Bürokratie: “Wirtschaft ist der Pulsschlag, der unsere Gesellschaft stärkt”

Screenshot nordic.businessinsider.com

Unsere Wirtschaft ist der Pulsschlag, der unsere Gesellschaft stärkt. Damit unser Land auch in Zukunft stark bleibt, werden wir zukunftsfähige Arbeitsplätze noch intensiver fördern, … ” so lautet die Reklame auf der Webseite der CDU. Davon ist allerdings außerhalb der Parteizentralen – insbesondere für Selbstständige – wenig zu spüren. Dabei haben die allermeisten Unternehmen mal klein angefangen.

>>Wirtschafts Woche<<

“Wer als abhängig Beschäftigter mit seiner Arbeit ein zu geringes Einkommen erzielt, um davon leben zu können, dem stehen zusätzliche finanzielle Leistungen vom Jobcenter zu. Die Zahl dieser „Aufstocker“ ist besonders in den Jahren 2007 bis 2010 stark angestiegen und belief sich im Juni 2014 deutschlandweit auf ca. 1,3 Millionen.

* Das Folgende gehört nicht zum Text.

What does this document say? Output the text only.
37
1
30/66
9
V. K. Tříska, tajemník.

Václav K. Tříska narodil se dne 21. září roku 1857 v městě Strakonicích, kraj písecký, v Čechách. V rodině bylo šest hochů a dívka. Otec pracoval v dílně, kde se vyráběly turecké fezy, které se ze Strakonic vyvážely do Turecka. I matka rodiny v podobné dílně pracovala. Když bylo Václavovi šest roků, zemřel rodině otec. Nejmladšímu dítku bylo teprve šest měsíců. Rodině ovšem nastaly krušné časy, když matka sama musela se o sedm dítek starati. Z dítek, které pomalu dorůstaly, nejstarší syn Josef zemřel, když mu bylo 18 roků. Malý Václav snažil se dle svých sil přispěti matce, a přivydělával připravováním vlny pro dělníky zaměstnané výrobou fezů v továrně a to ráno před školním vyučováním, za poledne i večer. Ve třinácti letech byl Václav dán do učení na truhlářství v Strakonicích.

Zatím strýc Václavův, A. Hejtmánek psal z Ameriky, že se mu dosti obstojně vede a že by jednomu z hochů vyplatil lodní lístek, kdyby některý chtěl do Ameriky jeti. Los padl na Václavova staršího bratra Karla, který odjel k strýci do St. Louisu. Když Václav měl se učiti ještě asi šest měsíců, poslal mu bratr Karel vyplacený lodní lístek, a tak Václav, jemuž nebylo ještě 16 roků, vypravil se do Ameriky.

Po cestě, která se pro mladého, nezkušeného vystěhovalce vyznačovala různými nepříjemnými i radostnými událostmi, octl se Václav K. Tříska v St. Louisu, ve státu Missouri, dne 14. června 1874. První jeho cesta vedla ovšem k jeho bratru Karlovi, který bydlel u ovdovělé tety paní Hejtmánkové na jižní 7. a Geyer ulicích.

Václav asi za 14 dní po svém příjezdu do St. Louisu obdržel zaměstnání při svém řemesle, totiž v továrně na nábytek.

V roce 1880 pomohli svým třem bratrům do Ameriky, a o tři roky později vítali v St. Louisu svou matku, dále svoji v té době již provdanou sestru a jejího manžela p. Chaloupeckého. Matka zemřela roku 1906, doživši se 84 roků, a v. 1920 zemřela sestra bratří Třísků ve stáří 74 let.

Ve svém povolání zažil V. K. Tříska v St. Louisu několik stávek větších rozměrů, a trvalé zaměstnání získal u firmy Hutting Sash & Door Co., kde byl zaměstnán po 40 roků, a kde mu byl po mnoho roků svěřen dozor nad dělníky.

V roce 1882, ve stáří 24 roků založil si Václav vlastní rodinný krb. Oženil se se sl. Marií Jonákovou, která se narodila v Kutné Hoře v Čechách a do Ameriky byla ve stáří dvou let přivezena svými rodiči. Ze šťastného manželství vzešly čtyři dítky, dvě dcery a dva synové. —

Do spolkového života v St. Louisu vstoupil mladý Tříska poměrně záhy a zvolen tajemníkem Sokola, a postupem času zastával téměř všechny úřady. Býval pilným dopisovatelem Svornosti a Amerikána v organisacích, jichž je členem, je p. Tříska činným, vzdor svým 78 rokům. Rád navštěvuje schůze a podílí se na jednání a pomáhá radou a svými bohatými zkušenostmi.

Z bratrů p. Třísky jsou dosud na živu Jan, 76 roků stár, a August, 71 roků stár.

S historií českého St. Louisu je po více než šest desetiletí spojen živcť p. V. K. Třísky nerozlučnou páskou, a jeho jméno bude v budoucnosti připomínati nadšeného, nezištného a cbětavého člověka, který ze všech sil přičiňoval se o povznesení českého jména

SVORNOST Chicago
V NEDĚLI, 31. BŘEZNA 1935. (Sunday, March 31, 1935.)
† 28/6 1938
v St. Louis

Darunter befinden sich allerdings auch rund 127.000 Personen, die ihr eigener Arbeit- und Brotgeber sind und einer selbständigen Erwerbstätigkeit nachgehen.”

 

>>Welt<<

“Darunter sind viele Fälle von Selbstständigen, die mit Hartz IV aufstocken. „Gerade die Anrechnung von Einkommen aus selbstständiger Tätigkeit auf den Hartz-IV-Anspruch führt alle Beteiligten rasch an ihre Grenzen“, sagte die Präsidentin des Berliner Sozialgerichts, Sabine Schudoma, auf der Jahrespressekonferenz. … Wer arbeite, aber nicht genug für sich und seine Familie verdiene, habe als Aufstocker jedenfalls Anspruch auf Hartz IV. „Das ist keine Leistungserschleichung, sondern geltendes Recht“, stellte die Gerichtspräsidentin klar.”

 

>>RA Kay-Uwe Templin und RA Holger Thieß<<

“Selbstständig und Hartz IV – eine Kombination, die viele Probleme mit sich bringt.”

 

>>Berliner Tageszeitung<<

“Immer mehr Deutsche, die zusätzlich zum Gehalt auf ALG II angewiesen sind, stecken in der Schuldenfalle. Im vergangenen Jahr waren 6,7 Prozent der überschuldeten Personen, die zu einer Schuldnerberatung gingen, sogenannte Aufstocker, teilte das Statistische Bundesamt am Mittwoch mitteilte. Dabei machen sie nur drei Prozent der Erwerbstätigen aus. Und: Rechnerisch stand jeder von ihnen mit 37.992 Euro in der Kreide – der Durchschnittsschuldner hat nur 34.504 Euro Miese. Ein noch dramatischeres Bild zeichnen aktuelle Zahlen der Landesarbeitsgemeinschaft Schuldner- und Insolvenzberatung Berlin (LAG SIB), die B.Z. exklusiv vorliegen. Demnach müssen sogar rund acht Prozent der Personen, die wegen hoher Verschuldung eine Beratungsstelle in der Hauptstadt aufgesucht haben, ihr Gehalt mit Arbeitslosengeld II aufstocken, ergab eine Befragung von 1247 Klienten. Rund ein Drittel (28,3 Prozent) aller Hilfesuchenden gaben an, sie könnten aufgrund unsicherer oder schlecht bezahlter Arbeit ihre Schulden nicht zurückzahlen. Bei einem Viertel (25 Prozent) entstanden die Schulden erst im Zusammenhang mit einem prekären Arbeitsverhältnis. Fast die Hälfte aller befragten Klienten (45,6 Prozent) ist arbeitslos. Bei den Befragten, die selbstständig sind, muss fast jeder Zweite (48,4 Prozent) sein Gehalt mit ALG II aufstocken. Nur knapp ein Fünftel (18,5 Prozent) der Befragten hat überhaupt einen unbefristeten Vollzeitjob.”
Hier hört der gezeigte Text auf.